A hora para Paulo Portas sair de cena
Manuel Carvalho - Público de 28-12-2014
Há crimes arquivados que não salvam os suspeitos de condenações políticas e Paulo Portas sabe disso melhor do que ninguém. O que ele faria nos tempos de O Independente se lhe chegasse às mãos um despacho como o que engavetou o nebuloso processo dos submarinos, não é difícil de imaginar. Mas como desta vez é ele quem está no centro do furacão por ser responsável, no papel de ministro da Defesa, por “ilegalidades administrativas”, por negociações “opacas”, pela “celebração de um contrato substancialmente diverso do adjudicado pelo Conselho de Ministros” ou por ter participado na introdução de uma contrapartida de valor “muitíssimo significativo” que “nem sequer foi objecto de qualquer relatório de avaliação”, é muito provável que assobie para o lado. O estrondo do texto dos procuradores, porém, é irrevogável e não se silencia com um simples sopro de ar. (...)
Se o país está a mudar como muita boa gente acredita, deixará de haver lugar para zonas cinzentas como as que Portas protagonizou nos submarinos. A condescendência perante anos e anos de abusos de poder, de contratos lesivos para o Estado e de negociatas rendosas para os bolsos de alguns ou para os cofres dos partidos, acabou. O nojo colectivo com o BES ou o estado de alarme causado pela detenção de José Sócrates certificaram na opinião pública a existência de um pântano moral que cresceu com o dinheiro fácil da Europa e com o despesismo do Estado. (...)
Mesmo aplicando todas as margens de segurança que se exigem a um julgamento na opinião pública, a crueza dos factos é demasiado evidente para que Portas seja merecedor do grau de confiança que qualquer candidato a cargos públicos tem de merecer. Ele exorbitou do mandato de negociador que lhe foi atribuído, ele foi cúmplice na negociação de compensações que acabaram, via Escom, no bolso de banqueiros ou em parte incerta, ele foi responsável pela história das contrapartidas, ele é recordado por ter levado para casa centenas ou milhares de documentos quando deixou o Ministério. São empenhos a mais num caso tão nauseabundo.
Paulo Portas tem por isso razões de sobra para saber que jamais sobreviverá incólume aos ataques que o esperam. O despacho de arquivamento deixou escrito num papel com a chancela da Justiça que ele não agiu como se exigia a um ministro de Portugal. Fez dele uma menos-valia, uma companhia que traz mais problemas que vantagens.(...)
A sua presença na política lembrará sempre um passado de facilitismo e irresponsabilidade que ajudou a empurrar o país para a falência.
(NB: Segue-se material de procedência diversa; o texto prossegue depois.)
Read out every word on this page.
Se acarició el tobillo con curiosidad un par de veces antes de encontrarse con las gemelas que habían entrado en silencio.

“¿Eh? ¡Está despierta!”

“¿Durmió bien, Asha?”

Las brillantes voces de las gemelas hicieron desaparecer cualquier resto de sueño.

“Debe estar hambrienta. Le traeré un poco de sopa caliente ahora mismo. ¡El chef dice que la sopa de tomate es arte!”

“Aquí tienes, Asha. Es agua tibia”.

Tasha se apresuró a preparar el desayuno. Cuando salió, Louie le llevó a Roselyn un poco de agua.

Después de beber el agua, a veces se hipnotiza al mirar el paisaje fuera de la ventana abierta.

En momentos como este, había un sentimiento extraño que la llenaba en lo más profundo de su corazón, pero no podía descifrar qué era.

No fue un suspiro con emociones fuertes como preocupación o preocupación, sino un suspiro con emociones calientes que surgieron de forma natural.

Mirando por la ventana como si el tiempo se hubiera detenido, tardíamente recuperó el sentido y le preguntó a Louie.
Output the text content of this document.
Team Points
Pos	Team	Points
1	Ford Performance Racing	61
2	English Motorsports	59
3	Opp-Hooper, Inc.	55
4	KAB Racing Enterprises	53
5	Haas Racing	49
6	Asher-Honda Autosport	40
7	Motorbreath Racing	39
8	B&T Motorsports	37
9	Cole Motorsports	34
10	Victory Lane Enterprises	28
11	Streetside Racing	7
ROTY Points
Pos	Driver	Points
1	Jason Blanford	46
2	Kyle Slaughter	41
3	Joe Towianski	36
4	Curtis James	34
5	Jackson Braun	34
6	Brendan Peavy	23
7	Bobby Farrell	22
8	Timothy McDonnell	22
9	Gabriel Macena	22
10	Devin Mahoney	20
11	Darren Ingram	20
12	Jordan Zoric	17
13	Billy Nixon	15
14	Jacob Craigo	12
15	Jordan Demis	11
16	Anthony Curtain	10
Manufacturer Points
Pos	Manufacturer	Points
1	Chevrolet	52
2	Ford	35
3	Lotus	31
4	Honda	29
A bem da decência e da transparência, está na hora de mudar de vida, por muito que receie ver o “seu” partido tornar-se um apêndice do PSD, por muito que lhe custe ver-se incluído no rol dos que, como Sócrates ou Ricardo Salgado, se tornaram os símbolos do ajustamento ético em curso no país. Quem fez o que fez no caso dos submarinos já não tem nada a fazer no país. A não ser alimentar as “nuvens negras” que Passos Coelho acredita terem desaparecido do país neste final de ano.